Adapun penyusunan RPPLH merupakan tahapan akhir dari kegiatan perencanaan yang kemudian dijadikan dasar bagi pemanfaatan sumber daya alam. Dokumen RPPLH merupakan perencanaan tertulis yang memuat potensi, permasalahan, serta upaya perlindungan dan pengelolaan lingkungan hidup dalam kurun waktu tertentu yang biasanya adalah 30 tahun. Pemerintah daerah diwajibkan mengedepankan konsep pembangunan berkelanjutan dengan menjadikan kelestarian lingkungan sebagai tujuan pembangunan, tanpa mengurangi efektivitas pertumbuhan ekonomi dan pemerataan kesejahteraan sebagai wujud mencapai keadilan sosial bagi masyarakat. Penyusunan RPPLH di daerah juga merupakan upaya pemerintah daerah dalam menjawab tantangan isu strategis lingkungan hidup global yang saat ini dikenal dengan istilah Triple Planetary Crisis yang meliputi isu perubahan iklim, polusi dan kerusakan lingkungan, dan hilangnya keanekaragaman hayati. Ketiga permasalahan lingkungan pokok ini saling berkaitan satu sama lain atau saling mempengaruhi satu sama lain dan mengancam bumi dan kehidupan umat manusia.

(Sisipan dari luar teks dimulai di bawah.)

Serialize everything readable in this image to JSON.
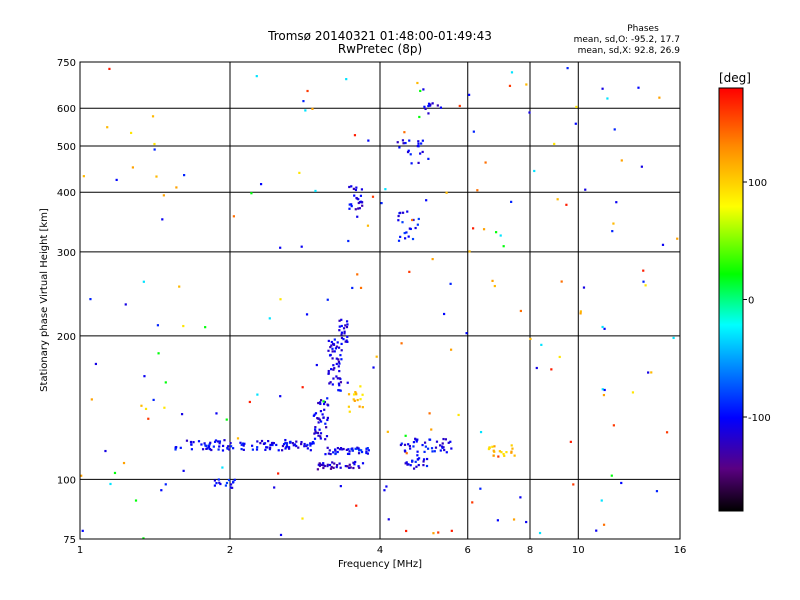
{
  "chart_data": {
    "type": "scatter",
    "title": "Tromsø 20140321 01:48:00-01:49:43",
    "subtitle": "RwPretec (8p)",
    "xlabel": "Frequency [MHz]",
    "ylabel": "Stationary phase Virtual Height [km]",
    "x_scale": "log",
    "y_scale": "log",
    "xlim": [
      1,
      16
    ],
    "ylim": [
      75,
      750
    ],
    "x_ticks": [
      1,
      2,
      4,
      6,
      8,
      10,
      16
    ],
    "x_tick_labels": [
      "1",
      "2",
      "4",
      "6",
      "8",
      "10",
      "16"
    ],
    "y_ticks": [
      75,
      100,
      200,
      300,
      400,
      500,
      600,
      750
    ],
    "y_tick_labels": [
      "75",
      "100",
      "200",
      "300",
      "400",
      "500",
      "600",
      "750"
    ],
    "grid": true,
    "phases_header": "Phases",
    "phases_line_o": "mean, sd,O: -95.2, 17.7",
    "phases_line_x": "mean, sd,X:  92.8, 26.9",
    "colorbar": {
      "label": "[deg]",
      "range": [
        -180,
        180
      ],
      "ticks": [
        100,
        0,
        -100
      ],
      "tick_labels": [
        "100",
        "0",
        "-100"
      ]
    },
    "clusters": [
      {
        "x_range": [
          1.55,
          2.95
        ],
        "h_center": 118,
        "h_spread": 3,
        "count": 110,
        "phase": -105
      },
      {
        "x_range": [
          2.95,
          3.15
        ],
        "h_center": 135,
        "h_spread": 14,
        "count": 40,
        "phase": -110
      },
      {
        "x_range": [
          3.15,
          3.35
        ],
        "h_center": 175,
        "h_spread": 22,
        "count": 50,
        "phase": -110
      },
      {
        "x_range": [
          3.3,
          3.45
        ],
        "h_center": 205,
        "h_spread": 12,
        "count": 20,
        "phase": -115
      },
      {
        "x_range": [
          3.1,
          3.85
        ],
        "h_center": 115,
        "h_spread": 2,
        "count": 40,
        "phase": -100
      },
      {
        "x_range": [
          3.0,
          3.75
        ],
        "h_center": 107,
        "h_spread": 2,
        "count": 35,
        "phase": -120
      },
      {
        "x_range": [
          1.85,
          2.05
        ],
        "h_center": 98,
        "h_spread": 2,
        "count": 15,
        "phase": -100
      },
      {
        "x_range": [
          3.45,
          3.7
        ],
        "h_center": 148,
        "h_spread": 10,
        "count": 15,
        "phase": 105
      },
      {
        "x_range": [
          3.45,
          3.7
        ],
        "h_center": 385,
        "h_spread": 30,
        "count": 25,
        "phase": -110
      },
      {
        "x_range": [
          4.5,
          5.0
        ],
        "h_center": 108,
        "h_spread": 3,
        "count": 20,
        "phase": -105
      },
      {
        "x_range": [
          4.4,
          5.6
        ],
        "h_center": 118,
        "h_spread": 4,
        "count": 40,
        "phase": -105
      },
      {
        "x_range": [
          6.6,
          7.5
        ],
        "h_center": 115,
        "h_spread": 3,
        "count": 20,
        "phase": 110
      },
      {
        "x_range": [
          4.3,
          4.8
        ],
        "h_center": 340,
        "h_spread": 25,
        "count": 20,
        "phase": -100
      },
      {
        "x_range": [
          4.3,
          5.0
        ],
        "h_center": 490,
        "h_spread": 30,
        "count": 20,
        "phase": -105
      },
      {
        "x_range": [
          4.9,
          5.3
        ],
        "h_center": 600,
        "h_spread": 15,
        "count": 10,
        "phase": -110
      }
    ],
    "scattered_points": {
      "count": 200,
      "x_range": [
        1,
        16
      ],
      "y_range": [
        75,
        750
      ]
    }
  }
}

Di Indonesia perubahan iklim, polusi dan kerusakan lingkungan, dan hilangnya keanekaragaman hayati (triple planetary crisis) menjadi penyebab intensitas kejadian bencana hidrometerologi. Pada tahun 2021 tercatat 5.402 kejadian bencana alam. Dari kejadian bencana alam tersebut, 98%-99% adalah bencana hidrometereologi yang mengakibatkan korban jiwa dan kerugian ekonomi, serta mengganggu sistem/struktur sosial (tata nilai, tata kelola, ketahanan social/social resilience, dan kelembagaan (pranata sosial). Untuk itu perlu dipandang untuk melaksanakan pengelolaan lingkungan hidup yang serasi, selaras, dan seimbang guna menunjang terlaksananya pembangunan berkelanjutan yang berwawasan lingkungan hidup di Kota Yogyakarta.